16 Temmuz'da gerçekleştirilen fırlatma Kennedy Uzay Merkezi'nden ve Houston Görev Kontrol Birimi'nden canlı yayınlandı. Ay'a iniş gerçekleştikten altı saat sonra Armstrong parlak uzay elbisesinin içinde merdivenden aşağı indi. Tozlu yüzeye adımını atıp, düşük çekim gücü nedeniyle sıçrarken bu özel görevin idealizmini yansıtan ünlü sözünü söyledi "Bir insan için küçük, fakat insanlık için dev bir adım." Ay yüzeyinde geçirdikleri 13 saat boyunca Armstrong ve Aldrin kaya parçaları topladı, deneyler yaptı ve havalanmaya hazırlandı.
Bu da gergin bir andı; motorların bozulması durumunda kurtulamayabilirlerdi.
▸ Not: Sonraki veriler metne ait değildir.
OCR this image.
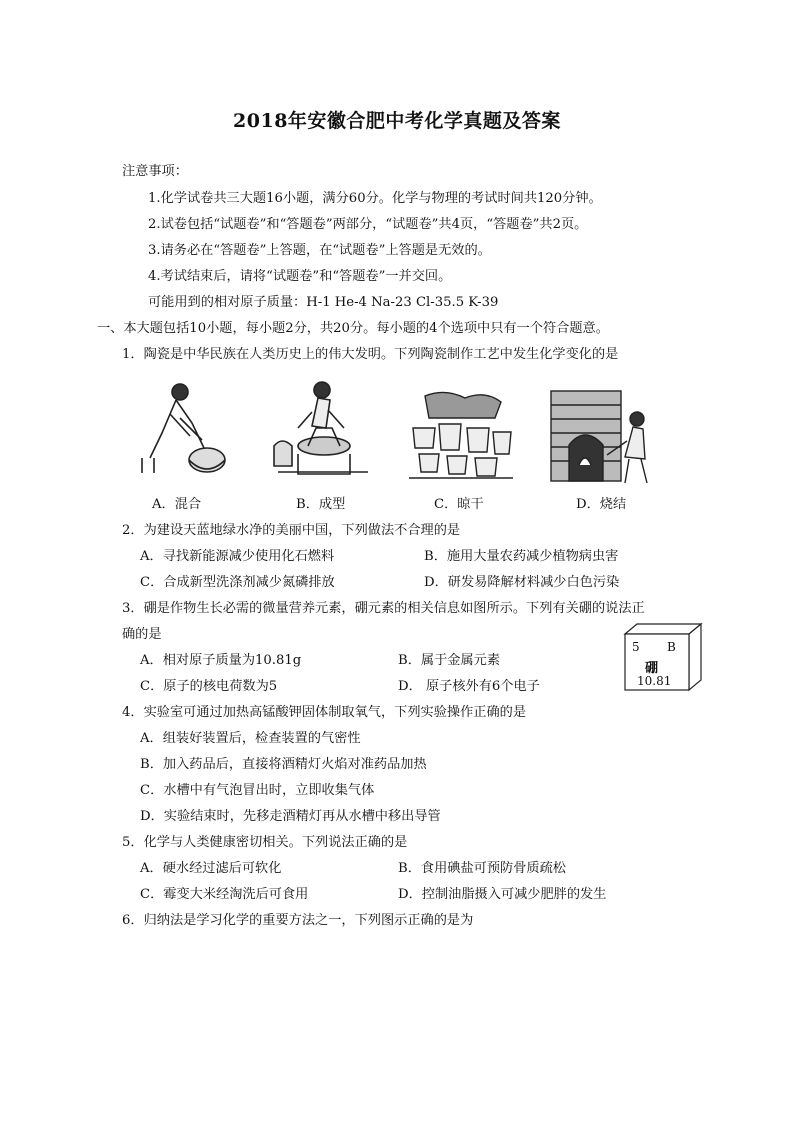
2018年安徽合肥中考化学真题及答案
注意事项：
1.化学试卷共三大题16小题，满分60分。化学与物理的考试时间共120分钟。
2.试卷包括“试题卷”和“答题卷”两部分，“试题卷”共4页，“答题卷”共2页。
3.请务必在“答题卷”上答题，在“试题卷”上答题是无效的。
4.考试结束后，请将“试题卷”和“答题卷”一并交回。
可能用到的相对原子质量：H-1 He-4 Na-23 Cl-35.5 K-39
一、本大题包括10小题，每小题2分，共20分。每小题的4个选项中只有一个符合题意。
1．陶瓷是中华民族在人类历史上的伟大发明。下列陶瓷制作工艺中发生化学变化的是
A．混合	B．成型	C．晾干	D．烧结
2．为建设天蓝地绿水净的美丽中国，下列做法不合理的是
A．寻找新能源减少使用化石燃料	B．施用大量农药减少植物病虫害
C．合成新型洗涤剂减少氮磷排放	D．研发易降解材料减少白色污染
3．硼是作物生长必需的微量营养元素，硼元素的相关信息如图所示。下列有关硼的说法正
确的是
A．相对原子质量为10.81g	B．属于金属元素
C．原子的核电荷数为5	D． 原子核外有6个电子
5 B
硼
10.81
4．实验室可通过加热高锰酸钾固体制取氧气，下列实验操作正确的是
A．组装好装置后，检查装置的气密性
B．加入药品后，直接将酒精灯火焰对准药品加热
C．水槽中有气泡冒出时，立即收集气体
D．实验结束时，先移走酒精灯再从水槽中移出导管
5．化学与人类健康密切相关。下列说法正确的是
A．硬水经过滤后可软化	B．食用碘盐可预防骨质疏松
C．霉变大米经淘洗后可食用	D．控制油脂摄入可减少肥胖的发生
6．归纳法是学习化学的重要方法之一，下列图示正确的是为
Her şey yolunda gitti; bacakları fırlatma rampası olarak kullanılan Ay modülü kalkış motorunu ateşledi. İçinde Michael Collins'in onları beklediği ana bölümlerle yeniden birleşti ve dönüş yolculuğuna başladı.
Dünyanın atmosferine girdikten sonra komuta modülü hava sürtünmesi nedeniyle yavaşladı ve bir paraşüt yardımıyla Pasifik sularına indi. 24 Temmuz'daki iniş sonrasında mürettebat cankurtaran sandalına dönüşmüş olan uzay aracının içinde dünyada bir denizin üstünde salınmanın mutluluğunu yaşıyordu. Sonra astronotlar, kendilerinin veya Ay'dan getirdikleri yükün bilinmeyen bir Ay mikrobu taşıması ve bunun tüm dünyaya yayılması olasılığına karşı 17 gün boyunca tecrit edildiler. "Tehlike geçti" işareti sonrasında hepsi de gecikmiş karşılama için özgürdü artık. İnsanın Ay'a gidişi ve dönüşünde yaşananlar işte böyleydi.